As the Biden administration tries to gauge the threat from omicron, the United States will restrict travel from South Africa and seven other countries in the region. A senior administration official tells my colleague Annie Linskey that the policy is being implemented in “an abundance of caution in light of a new covid-19 variant circulating in Southern Africa.” The decision came after the White House arranged a meeting between U.S. and South African doctors to learn more about the variant’s spread. “We want to find out scientist-to-scientist exactly what is going on,” President Biden’s chief medical adviser Anthony S. Fauci said in a CNN interview.

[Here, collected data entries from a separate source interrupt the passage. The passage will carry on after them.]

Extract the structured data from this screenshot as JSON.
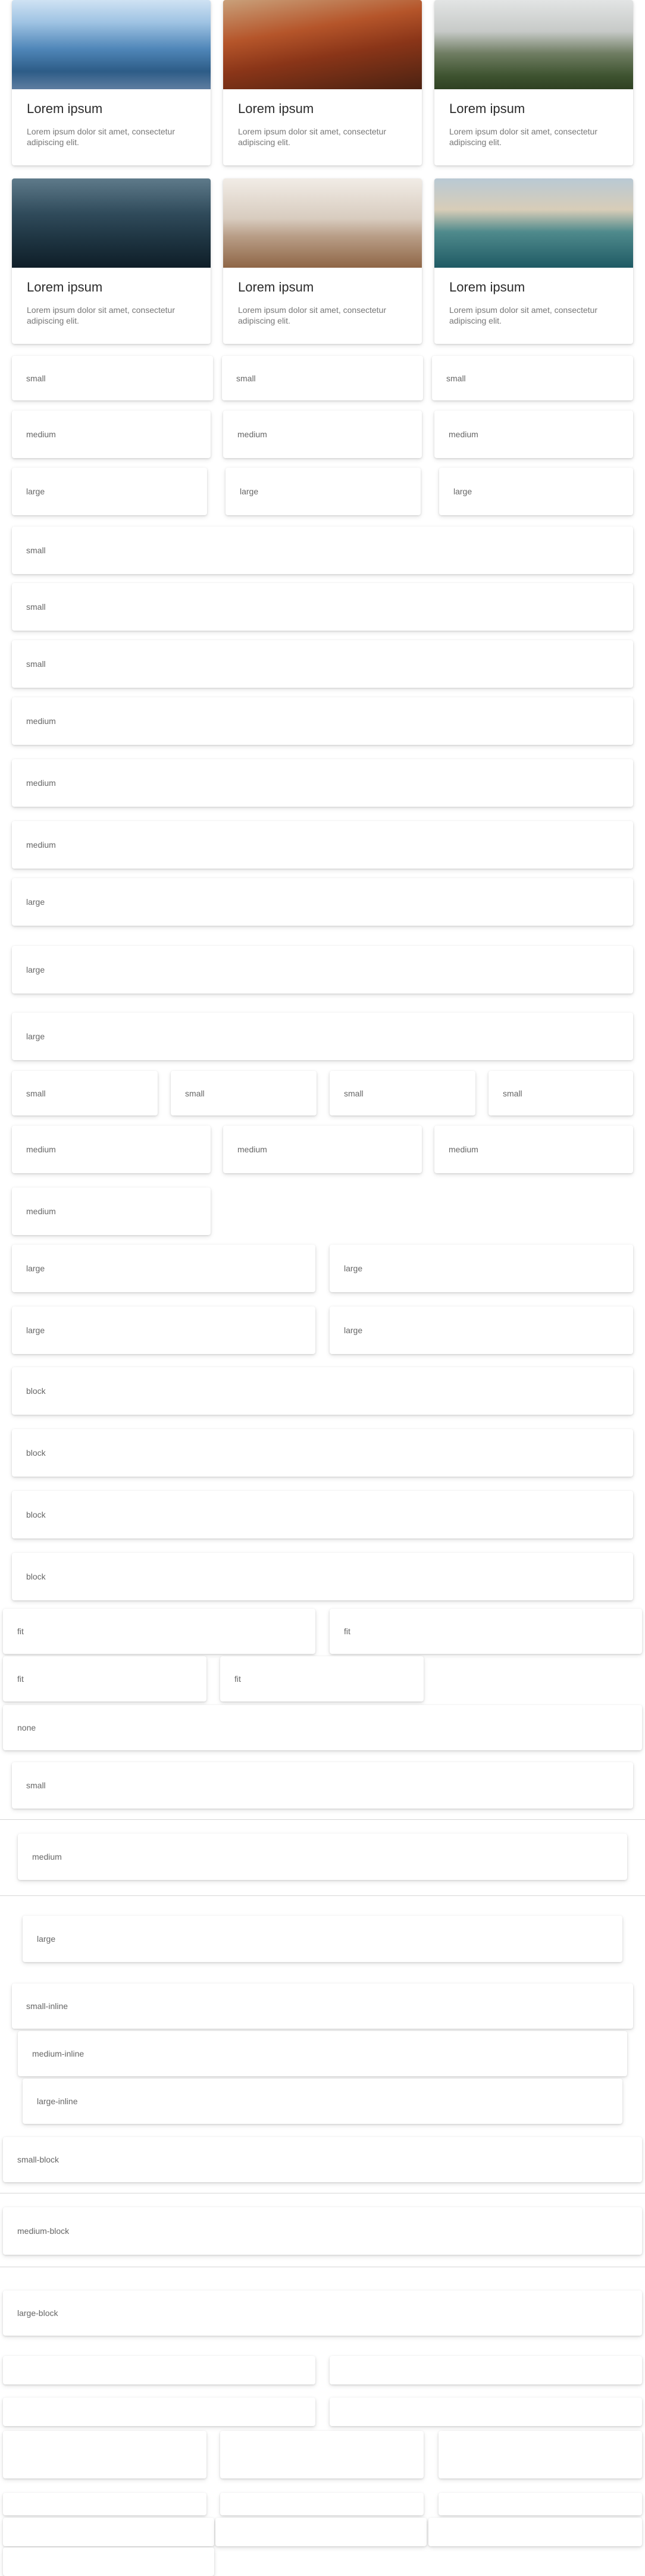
{
  "image_cards": [
    {
      "title": "Lorem ipsum",
      "text": "Lorem ipsum dolor sit amet, consectetur adipiscing elit."
    },
    {
      "title": "Lorem ipsum",
      "text": "Lorem ipsum dolor sit amet, consectetur adipiscing elit."
    },
    {
      "title": "Lorem ipsum",
      "text": "Lorem ipsum dolor sit amet, consectetur adipiscing elit."
    },
    {
      "title": "Lorem ipsum",
      "text": "Lorem ipsum dolor sit amet, consectetur adipiscing elit."
    },
    {
      "title": "Lorem ipsum",
      "text": "Lorem ipsum dolor sit amet, consectetur adipiscing elit."
    },
    {
      "title": "Lorem ipsum",
      "text": "Lorem ipsum dolor sit amet, consectetur adipiscing elit."
    }
  ],
  "labels": {
    "small": "small",
    "medium": "medium",
    "large": "large",
    "block": "block",
    "fit": "fit",
    "none": "none",
    "small_inline": "small-inline",
    "medium_inline": "medium-inline",
    "large_inline": "large-inline",
    "small_block": "small-block",
    "medium_block": "medium-block",
    "large_block": "large-block"
  }
}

As shoppers hit the stores for Black Friday, the Dow plunged more than 900 points on news of the new variant, marking its worst day of 2021. Airline and cruise company stocks dropped. So did oil prices. But investors flocked back to companies that did well during the first year of the pandemic, including Zoom and Peloton.
Infections continue to soar in Michigan, now the country’s virus epicenter. Covid-19 patients, most of them unvaccinated, are flooding into hospitals across the Wolverine State, pushing the health-care system into crisis. The state’s caseload has hit a record high, and hospitalizations are soon expected to do the same. One health executive described the situation as “almost unmanageable.” At least two dozen other states have seen cases rise at least 5 percent in the past two weeks, signaling that the fifth pandemic wave predicted by health experts is indeed upon us.